91/11/2001: The Day That Changed America
By Suzanne McCabe
Reprinted from Junior Scholastic, October 29, 2001

"As you can see," the ferry captain said over his bullhorn the morning of September 11, "a plane just crashed into the World Trade Center."

It was 8:48. Our commuter boat had left Atlantic Highlands, New Jersey, for New York City three minutes earlier. It was the kind of morning pilots call "severe clear." We could see the skyscrapers of lower Manhattan—still 40 minutes away—with aching clarity.

Like everyone, I watched in horror as smoke spewed from the upper floors of the north tower, and metal strips that had encased the building unfurled like cans of tuna fish.

Then it dawned on me: my brother Michael was in that 110-story building. A week earlier, Mike had joined one of his best friends, Mike Tucker, or "Tuck," at Cantor Fitzgerald, an international brokerage firm. Before that, Mike had worked at Prudential Bache for 18 years.

Mike and Tuck traded over-the-counter stocks and rode the same boat each morning. They were always at their desks by 7:10.

I knew they would be in their office, I just didn't know what floor it was on. I tried to reach Mike—then his wife, Lynn, then my brother Nick. I couldn't get through to anyone.

When I looked up, I saw a second plane slice through the top of the south tower. Everyone gasped. That ruthless smack knocked the wind out of all of us. This was no accident. America, we realized, was under attack.

Still, we sailed on. We passed the Sandy Hook Lighthouse, the Statue of Liberty, and Ellis Island, all eyes on those twin towers. Black smoke billowed from one. Orange and yellow fireballs, the size of zeppelins, ringed the other.

We watched in disbelief as shards of glass and paper rained down on the streets below. I tried to picture Mike and Tuck running down the stairs to safety.

A Sea of Refugees
As we approached New York Harbor, the captain announced that no one would be allowed off the boat. Instead, we would pick up those who had fled office buildings near the trade center.

Black soot and ash now cloaked much of the sky. The smell of burning plastic and rubber soured the air. Already, thousands of people had crammed the pier. Knowing better, I looked for Mike's face in the crowd.

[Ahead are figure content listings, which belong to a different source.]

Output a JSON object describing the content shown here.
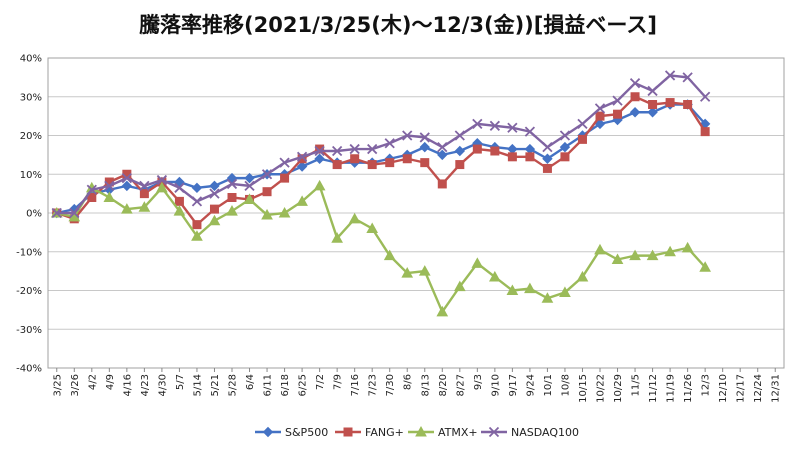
{
  "chart_data": {
    "type": "line",
    "title": "騰落率推移(2021/3/25(木)～12/3(金))[損益ベース]",
    "xlabel": "",
    "ylabel": "",
    "ylim": [
      -40,
      40
    ],
    "y_ticks": [
      -40,
      -30,
      -20,
      -10,
      0,
      10,
      20,
      30,
      40
    ],
    "y_tick_labels": [
      "-40%",
      "-30%",
      "-20%",
      "-10%",
      "0%",
      "10%",
      "20%",
      "30%",
      "40%"
    ],
    "categories": [
      "3/25",
      "3/26",
      "4/2",
      "4/9",
      "4/16",
      "4/23",
      "4/30",
      "5/7",
      "5/14",
      "5/21",
      "5/28",
      "6/4",
      "6/11",
      "6/18",
      "6/25",
      "7/2",
      "7/9",
      "7/16",
      "7/23",
      "7/30",
      "8/6",
      "8/13",
      "8/20",
      "8/27",
      "9/3",
      "9/10",
      "9/17",
      "9/24",
      "10/1",
      "10/8",
      "10/15",
      "10/22",
      "10/29",
      "11/5",
      "11/12",
      "11/19",
      "11/26",
      "12/3",
      "12/10",
      "12/17",
      "12/24",
      "12/31"
    ],
    "grid": true,
    "legend_position": "bottom",
    "series": [
      {
        "name": "S&P500",
        "color": "#4472C4",
        "marker": "diamond",
        "values": [
          0,
          1,
          5,
          6,
          7,
          6,
          8,
          8,
          6.5,
          7,
          9,
          9,
          10,
          10,
          12,
          14,
          13,
          13,
          13,
          14,
          15,
          17,
          15,
          16,
          18,
          17,
          16.5,
          16.5,
          14,
          17,
          20,
          23,
          24,
          26,
          26,
          28,
          28,
          23,
          null,
          null,
          null,
          null
        ]
      },
      {
        "name": "FANG+",
        "color": "#C0504D",
        "marker": "square",
        "values": [
          0,
          -1.5,
          4,
          8,
          10,
          5,
          8,
          3,
          -3,
          1,
          4,
          3.5,
          5.5,
          9,
          14,
          16.5,
          12.5,
          14,
          12.5,
          13,
          14,
          13,
          7.5,
          12.5,
          16.5,
          16,
          14.5,
          14.5,
          11.5,
          14.5,
          19,
          25,
          25.5,
          30,
          28,
          28.5,
          28,
          21,
          null,
          null,
          null,
          null
        ]
      },
      {
        "name": "ATMX+",
        "color": "#9BBB59",
        "marker": "triangle",
        "values": [
          0,
          -1,
          6.5,
          4,
          1,
          1.5,
          6.5,
          0.5,
          -6,
          -2,
          0.5,
          3.5,
          -0.5,
          0,
          3,
          7,
          -6.5,
          -1.5,
          -4,
          -11,
          -15.5,
          -15,
          -25.5,
          -19,
          -13,
          -16.5,
          -20,
          -19.5,
          -22,
          -20.5,
          -16.5,
          -9.5,
          -12,
          -11,
          -11,
          -10,
          -9,
          -14,
          null,
          null,
          null,
          null
        ]
      },
      {
        "name": "NASDAQ100",
        "color": "#8064A2",
        "marker": "x",
        "values": [
          0,
          0,
          6,
          7,
          9,
          7,
          8.5,
          6.5,
          3,
          5,
          7.5,
          7,
          10,
          13,
          14.5,
          16,
          16,
          16.5,
          16.5,
          18,
          20,
          19.5,
          17,
          20,
          23,
          22.5,
          22,
          21,
          17,
          20,
          23,
          27,
          29,
          33.5,
          31.5,
          35.5,
          35,
          30,
          null,
          null,
          null,
          null
        ]
      }
    ]
  }
}
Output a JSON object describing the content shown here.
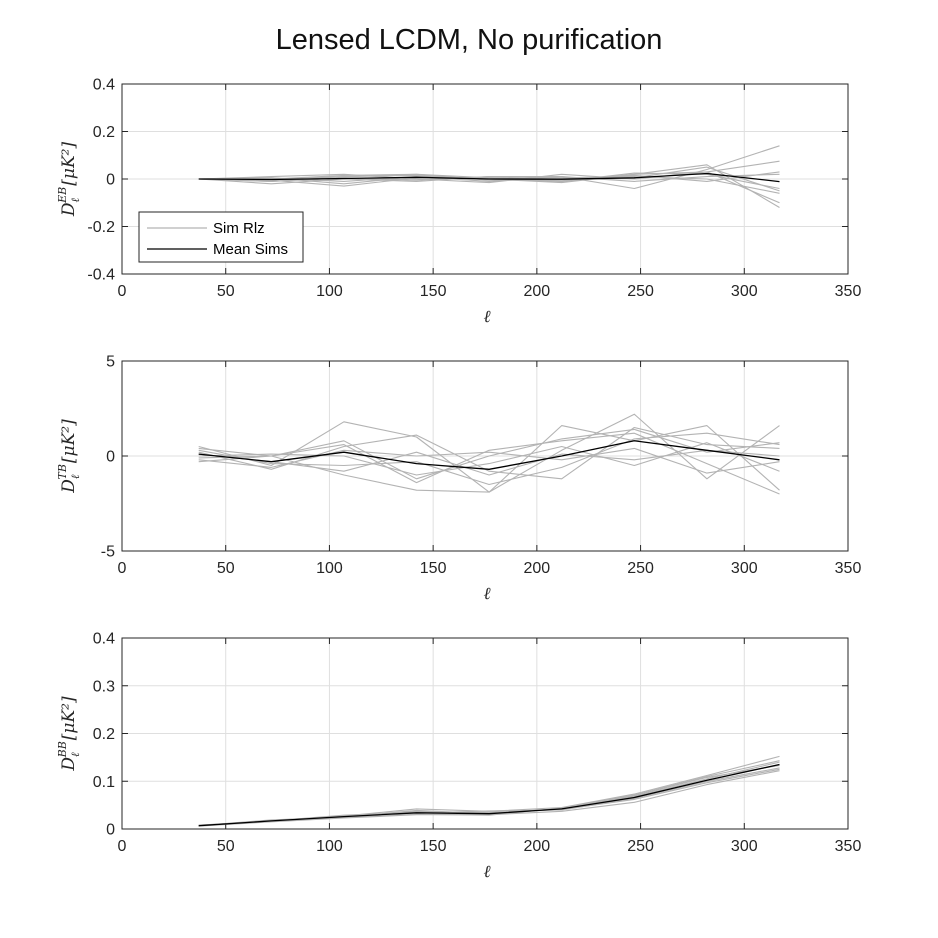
{
  "figure": {
    "title": "Lensed LCDM, No purification"
  },
  "legend": {
    "placement": "left",
    "entries": [
      {
        "name": "Sim Rlz",
        "color": "#b3b3b3"
      },
      {
        "name": "Mean Sims",
        "color": "#000000"
      }
    ]
  },
  "chart_data": [
    {
      "type": "line",
      "title": "",
      "xlabel": "ℓ",
      "ylabel": "D_ℓ^{EB} [μK²]",
      "ylabel_parts": {
        "base": "D",
        "sub": "ℓ",
        "sup": "EB",
        "unit": "[μK²]"
      },
      "xlim": [
        0,
        350
      ],
      "ylim": [
        -0.4,
        0.4
      ],
      "xticks": [
        "0",
        "50",
        "100",
        "150",
        "200",
        "250",
        "300",
        "350"
      ],
      "yticks": [
        "-0.4",
        "-0.2",
        "0",
        "0.2",
        "0.4"
      ],
      "grid": true,
      "x": [
        37,
        72,
        107,
        142,
        177,
        212,
        247,
        282,
        317
      ],
      "series": [
        {
          "role": "sim",
          "values": [
            0.0,
            -0.01,
            0.01,
            0.02,
            0.005,
            -0.01,
            0.02,
            0.06,
            -0.12
          ]
        },
        {
          "role": "sim",
          "values": [
            0.0,
            0.005,
            -0.02,
            0.01,
            -0.01,
            0.01,
            -0.04,
            0.04,
            0.14
          ]
        },
        {
          "role": "sim",
          "values": [
            0.0,
            -0.02,
            0.0,
            -0.01,
            0.01,
            0.005,
            0.01,
            0.0,
            -0.06
          ]
        },
        {
          "role": "sim",
          "values": [
            0.0,
            0.01,
            0.02,
            0.0,
            -0.015,
            0.02,
            0.0,
            0.03,
            0.075
          ]
        },
        {
          "role": "sim",
          "values": [
            0.0,
            0.0,
            0.01,
            0.015,
            0.0,
            -0.01,
            0.025,
            0.02,
            -0.04
          ]
        },
        {
          "role": "sim",
          "values": [
            0.0,
            -0.005,
            -0.03,
            0.005,
            0.005,
            0.0,
            0.015,
            -0.01,
            0.03
          ]
        },
        {
          "role": "sim",
          "values": [
            0.0,
            0.0,
            0.015,
            0.02,
            -0.005,
            -0.005,
            0.005,
            0.05,
            -0.05
          ]
        },
        {
          "role": "sim",
          "values": [
            0.0,
            -0.01,
            0.005,
            -0.005,
            0.01,
            0.01,
            -0.01,
            0.01,
            0.02
          ]
        },
        {
          "role": "sim",
          "values": [
            0.0,
            0.005,
            -0.01,
            0.01,
            0.0,
            -0.015,
            0.02,
            0.03,
            -0.1
          ]
        },
        {
          "role": "mean",
          "values": [
            0.0,
            -0.002,
            0.002,
            0.007,
            0.0,
            -0.001,
            0.005,
            0.023,
            -0.011
          ]
        }
      ]
    },
    {
      "type": "line",
      "title": "",
      "xlabel": "ℓ",
      "ylabel": "D_ℓ^{TB} [μK²]",
      "ylabel_parts": {
        "base": "D",
        "sub": "ℓ",
        "sup": "TB",
        "unit": "[μK²]"
      },
      "xlim": [
        0,
        350
      ],
      "ylim": [
        -5,
        5
      ],
      "xticks": [
        "0",
        "50",
        "100",
        "150",
        "200",
        "250",
        "300",
        "350"
      ],
      "yticks": [
        "-5",
        "0",
        "5"
      ],
      "grid": true,
      "x": [
        37,
        72,
        107,
        142,
        177,
        212,
        247,
        282,
        317
      ],
      "series": [
        {
          "role": "sim",
          "values": [
            0.5,
            -0.5,
            1.8,
            1.0,
            -1.9,
            0.3,
            2.2,
            -1.2,
            1.6
          ]
        },
        {
          "role": "sim",
          "values": [
            -0.3,
            0.0,
            -1.0,
            -1.8,
            -1.9,
            1.6,
            0.8,
            1.6,
            -1.8
          ]
        },
        {
          "role": "sim",
          "values": [
            0.2,
            -0.7,
            0.5,
            1.1,
            -0.8,
            -1.2,
            1.5,
            0.6,
            0.4
          ]
        },
        {
          "role": "sim",
          "values": [
            -0.1,
            0.0,
            0.6,
            -1.4,
            0.3,
            0.8,
            1.2,
            -0.4,
            -2.0
          ]
        },
        {
          "role": "sim",
          "values": [
            0.3,
            -0.4,
            -0.5,
            -0.3,
            -1.5,
            -0.6,
            0.9,
            1.2,
            0.6
          ]
        },
        {
          "role": "sim",
          "values": [
            0.0,
            0.1,
            0.0,
            -1.0,
            -0.4,
            0.5,
            -0.5,
            0.7,
            -0.8
          ]
        },
        {
          "role": "sim",
          "values": [
            -0.2,
            -0.6,
            0.3,
            0.0,
            0.2,
            -0.2,
            0.4,
            -0.9,
            -0.3
          ]
        },
        {
          "role": "sim",
          "values": [
            0.4,
            0.0,
            0.8,
            -1.2,
            0.0,
            0.9,
            1.4,
            0.2,
            0.7
          ]
        },
        {
          "role": "sim",
          "values": [
            0.1,
            -0.3,
            -0.8,
            0.2,
            -1.0,
            0.1,
            -0.2,
            0.3,
            0.0
          ]
        },
        {
          "role": "mean",
          "values": [
            0.1,
            -0.3,
            0.2,
            -0.4,
            -0.7,
            0.0,
            0.8,
            0.3,
            -0.2
          ]
        }
      ]
    },
    {
      "type": "line",
      "title": "",
      "xlabel": "ℓ",
      "ylabel": "D_ℓ^{BB} [μK²]",
      "ylabel_parts": {
        "base": "D",
        "sub": "ℓ",
        "sup": "BB",
        "unit": "[μK²]"
      },
      "xlim": [
        0,
        350
      ],
      "ylim": [
        0,
        0.4
      ],
      "xticks": [
        "0",
        "50",
        "100",
        "150",
        "200",
        "250",
        "300",
        "350"
      ],
      "yticks": [
        "0",
        "0.1",
        "0.2",
        "0.3",
        "0.4"
      ],
      "grid": true,
      "x": [
        37,
        72,
        107,
        142,
        177,
        212,
        247,
        282,
        317
      ],
      "series": [
        {
          "role": "sim",
          "values": [
            0.008,
            0.017,
            0.027,
            0.042,
            0.037,
            0.045,
            0.073,
            0.112,
            0.152
          ]
        },
        {
          "role": "sim",
          "values": [
            0.006,
            0.015,
            0.023,
            0.03,
            0.03,
            0.037,
            0.056,
            0.093,
            0.122
          ]
        },
        {
          "role": "sim",
          "values": [
            0.007,
            0.018,
            0.026,
            0.037,
            0.033,
            0.042,
            0.068,
            0.105,
            0.14
          ]
        },
        {
          "role": "sim",
          "values": [
            0.008,
            0.016,
            0.028,
            0.033,
            0.038,
            0.04,
            0.064,
            0.1,
            0.128
          ]
        },
        {
          "role": "sim",
          "values": [
            0.007,
            0.019,
            0.025,
            0.039,
            0.032,
            0.043,
            0.07,
            0.108,
            0.133
          ]
        },
        {
          "role": "sim",
          "values": [
            0.006,
            0.017,
            0.029,
            0.035,
            0.035,
            0.041,
            0.062,
            0.097,
            0.125
          ]
        },
        {
          "role": "sim",
          "values": [
            0.007,
            0.016,
            0.024,
            0.031,
            0.029,
            0.044,
            0.071,
            0.11,
            0.143
          ]
        },
        {
          "role": "mean",
          "values": [
            0.007,
            0.017,
            0.026,
            0.034,
            0.032,
            0.042,
            0.066,
            0.102,
            0.135
          ]
        }
      ]
    }
  ]
}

As we headed back to Atlantic Highlands, I went up to the top deck. Lower Manhattan looked ghastly. But nothing could prepare me for what came next: the collapse of the south tower. Within seconds it seemed, a huge swirl of ash and debris took down the once soaring skyscraper, changing a landscape I had known and loved since childhood.

A friend held me as a group of us watched in silence. Almost no one could get through to family and friends.

Somewhere, though, a cell phone rang. "It's my sister," a woman said. "The Pentagon's been hit!" Faces froze in disbelief. So, I thought, this is war.

After the north tower fell, I tried to estimate the number of minutes Mike and Tuck would need to escape. I knew that many of the firemen, whose trucks we heard screaming down Broadway, would be crushed by falling debris.

Traders, Chaplains, Chefs
My brother Michael did not make it home on September 11. Within 48 hours, his body was pulled from a mound of twisted steel, metal, and concrete. He and Tuck had been on the 104th floor of the north tower, too high up to be saved. Tuck's body has still not been found.

The world lost two great guys on September 11. They were loving husbands, fathers, brothers, and sons, and two of the most talented traders on Wall Street.

My brother Mike was a loyal friend and superb basketball player. He had a wonderful sense of humor and loved to bodysurf. Plus, he had no cavities!

In the span of an hour or so, maybe less, the world lost thousands of other greats. Many were traders, like Mike and Tuck. Others were firemen, police officers, and chaplains. Still others were violinists, chefs, and photographers—scholars, skiers, thinkers, and dreamers.

When terrorists sliced off the top floors of those twin towers, they took some of the best and brightest. They left thousands of children without a dad or mom. They broke our hearts, but not our spirits.